Neural Network: the XOR Challenge

Original article was published on Artificial Intelligence on Medium

Neural Network: the XOR Challenge

Before starting on to what this challenge is about let me tell you that this is the reason the entire research department of artificial intelligence struggled for 15 years and here’s where the term ‘the cold and dark winter of artificial intelligence research’ came up. Let’s clear it out to you…

Consider the two graphs given below, where the pink and blue sphere represent two different classifications of the data

Now, to solve the classification problem, we need to find a way out to separate the pink and blue spheres representing some data. Before moving on think how you will be doing so?

Yes, we can have a line to separate the first graph’s data so effectively but what about the second one? Yeah, we surely can draw two lines and separate the classes but will it be linear? No, right!
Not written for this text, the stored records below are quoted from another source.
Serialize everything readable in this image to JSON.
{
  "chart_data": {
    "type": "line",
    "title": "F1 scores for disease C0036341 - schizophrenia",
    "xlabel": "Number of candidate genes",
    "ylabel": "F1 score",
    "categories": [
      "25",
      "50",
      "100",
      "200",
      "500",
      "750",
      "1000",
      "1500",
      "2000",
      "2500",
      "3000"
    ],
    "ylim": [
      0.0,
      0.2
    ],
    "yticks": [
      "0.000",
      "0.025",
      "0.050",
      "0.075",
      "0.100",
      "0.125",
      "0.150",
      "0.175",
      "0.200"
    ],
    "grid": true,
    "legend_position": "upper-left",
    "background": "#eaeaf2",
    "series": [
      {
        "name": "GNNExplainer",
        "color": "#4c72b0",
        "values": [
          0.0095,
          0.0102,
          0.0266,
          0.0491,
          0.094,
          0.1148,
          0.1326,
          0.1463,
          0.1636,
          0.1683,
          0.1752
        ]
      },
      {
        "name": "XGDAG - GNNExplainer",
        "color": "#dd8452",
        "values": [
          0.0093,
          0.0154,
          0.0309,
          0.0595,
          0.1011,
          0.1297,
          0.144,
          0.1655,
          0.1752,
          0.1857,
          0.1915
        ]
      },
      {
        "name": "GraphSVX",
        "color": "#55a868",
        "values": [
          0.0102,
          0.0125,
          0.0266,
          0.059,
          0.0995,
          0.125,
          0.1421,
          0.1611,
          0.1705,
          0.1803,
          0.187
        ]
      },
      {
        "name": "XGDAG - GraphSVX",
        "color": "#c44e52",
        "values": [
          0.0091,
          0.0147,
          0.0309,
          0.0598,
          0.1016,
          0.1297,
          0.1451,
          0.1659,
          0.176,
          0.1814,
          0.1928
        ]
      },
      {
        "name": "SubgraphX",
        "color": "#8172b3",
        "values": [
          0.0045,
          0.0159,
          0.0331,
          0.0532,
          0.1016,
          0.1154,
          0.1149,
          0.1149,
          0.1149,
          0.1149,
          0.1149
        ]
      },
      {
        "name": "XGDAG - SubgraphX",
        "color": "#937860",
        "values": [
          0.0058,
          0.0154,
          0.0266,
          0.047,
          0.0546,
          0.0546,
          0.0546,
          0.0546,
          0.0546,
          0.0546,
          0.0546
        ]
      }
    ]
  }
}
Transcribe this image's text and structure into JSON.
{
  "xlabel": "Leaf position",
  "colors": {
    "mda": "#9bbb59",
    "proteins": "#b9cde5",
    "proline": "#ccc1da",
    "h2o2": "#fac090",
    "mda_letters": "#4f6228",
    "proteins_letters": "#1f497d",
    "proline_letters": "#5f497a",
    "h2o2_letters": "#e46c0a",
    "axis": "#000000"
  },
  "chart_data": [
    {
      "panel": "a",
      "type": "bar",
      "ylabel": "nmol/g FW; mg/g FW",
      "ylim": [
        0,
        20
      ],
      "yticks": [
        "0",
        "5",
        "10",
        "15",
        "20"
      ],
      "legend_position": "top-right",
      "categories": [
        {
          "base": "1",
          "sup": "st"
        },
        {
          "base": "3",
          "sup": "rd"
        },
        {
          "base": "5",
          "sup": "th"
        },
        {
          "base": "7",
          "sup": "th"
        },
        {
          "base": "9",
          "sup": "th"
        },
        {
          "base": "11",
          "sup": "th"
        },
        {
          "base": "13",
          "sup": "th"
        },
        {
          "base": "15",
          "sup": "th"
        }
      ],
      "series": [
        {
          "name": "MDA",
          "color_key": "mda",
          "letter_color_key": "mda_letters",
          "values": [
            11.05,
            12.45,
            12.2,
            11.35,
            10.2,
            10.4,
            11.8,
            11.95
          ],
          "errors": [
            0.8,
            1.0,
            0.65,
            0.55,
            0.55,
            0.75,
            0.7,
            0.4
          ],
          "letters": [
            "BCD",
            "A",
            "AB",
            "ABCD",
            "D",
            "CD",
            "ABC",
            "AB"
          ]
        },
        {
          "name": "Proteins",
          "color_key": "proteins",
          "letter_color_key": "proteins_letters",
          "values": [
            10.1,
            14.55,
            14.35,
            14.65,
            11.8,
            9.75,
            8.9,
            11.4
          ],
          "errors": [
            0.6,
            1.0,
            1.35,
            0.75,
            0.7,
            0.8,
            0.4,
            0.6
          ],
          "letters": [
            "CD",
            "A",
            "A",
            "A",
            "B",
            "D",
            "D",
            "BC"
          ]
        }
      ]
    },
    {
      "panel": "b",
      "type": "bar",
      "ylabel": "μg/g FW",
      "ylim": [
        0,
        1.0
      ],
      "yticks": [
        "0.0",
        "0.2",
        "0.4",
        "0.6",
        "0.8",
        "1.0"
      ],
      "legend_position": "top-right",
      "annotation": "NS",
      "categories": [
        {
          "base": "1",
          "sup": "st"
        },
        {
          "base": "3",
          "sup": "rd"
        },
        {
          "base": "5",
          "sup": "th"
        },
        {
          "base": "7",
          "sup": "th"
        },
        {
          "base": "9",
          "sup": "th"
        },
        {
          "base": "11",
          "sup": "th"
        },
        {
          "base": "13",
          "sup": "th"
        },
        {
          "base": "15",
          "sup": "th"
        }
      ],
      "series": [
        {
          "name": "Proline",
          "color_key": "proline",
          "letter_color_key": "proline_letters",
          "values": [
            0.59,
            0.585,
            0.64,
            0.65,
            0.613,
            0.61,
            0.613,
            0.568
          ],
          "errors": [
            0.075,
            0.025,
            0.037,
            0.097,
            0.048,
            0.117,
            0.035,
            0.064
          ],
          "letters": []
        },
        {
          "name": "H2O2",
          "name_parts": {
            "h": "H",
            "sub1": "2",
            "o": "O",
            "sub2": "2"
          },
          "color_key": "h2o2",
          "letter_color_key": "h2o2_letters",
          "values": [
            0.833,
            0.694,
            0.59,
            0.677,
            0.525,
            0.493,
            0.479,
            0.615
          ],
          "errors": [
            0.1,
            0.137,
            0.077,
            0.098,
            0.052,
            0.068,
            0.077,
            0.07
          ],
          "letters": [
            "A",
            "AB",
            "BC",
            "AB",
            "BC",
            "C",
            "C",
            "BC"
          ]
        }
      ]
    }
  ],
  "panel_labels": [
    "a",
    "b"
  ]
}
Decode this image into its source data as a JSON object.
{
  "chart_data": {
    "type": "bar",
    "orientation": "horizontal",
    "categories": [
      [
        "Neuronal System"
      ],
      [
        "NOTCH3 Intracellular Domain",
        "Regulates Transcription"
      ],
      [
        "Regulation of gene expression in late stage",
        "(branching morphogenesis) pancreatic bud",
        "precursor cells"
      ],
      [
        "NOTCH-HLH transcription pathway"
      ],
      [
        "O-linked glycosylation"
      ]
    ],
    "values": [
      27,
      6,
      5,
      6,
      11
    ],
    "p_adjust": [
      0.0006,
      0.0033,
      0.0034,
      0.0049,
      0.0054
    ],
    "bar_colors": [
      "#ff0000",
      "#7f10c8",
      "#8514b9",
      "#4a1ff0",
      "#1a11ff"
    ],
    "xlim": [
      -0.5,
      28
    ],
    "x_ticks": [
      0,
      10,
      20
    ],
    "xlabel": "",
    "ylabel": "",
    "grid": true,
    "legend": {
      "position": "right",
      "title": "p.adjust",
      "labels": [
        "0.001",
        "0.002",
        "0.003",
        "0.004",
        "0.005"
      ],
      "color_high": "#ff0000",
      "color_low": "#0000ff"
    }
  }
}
Using a binary classifier like a single artificial neuron, it is impossible to separate the data in the second graph by a linear function. This is where the XOR challenge came up.

XOR Challenge:

1. A single artificial neuron can only learn linearly separable functions.

2. XOR: Can’t be separated by a single line.

When the AI researchers found this out, they realized that the entire research for artificial intelligence will be a waste if they don’t find a solution to solve this simple problem to classify such data. The solution that they came up with was to introduce non-linearity to the network or the model getting trained.

The entire concept of artificial intelligence is to mimic our brain and work exactly as it does. So, they again got inspired by the way our neurons pass the information in our bodies. The output of the first neuron act as the input of the next and following the same concept artificial neurons got converted to a network of neurons i.e. neural network as shown below.

All the layers in between the input and the output layers are hidden layers. All the perceptrons(neurons) get the input as a sum of the outputs(multiplied by weight) from the previous layer.

This is how our system got non-linear and thus this neural network can now learn non-linearly separable functions too. And yes, this is another milestone the researchers had achieved leading to the high demand for neural networks in today’s date.

How to make your model non-linear?

We can make our model non-linear by ensuring that the activation function is non-linear. Activation function determines whether a neuron fires or not.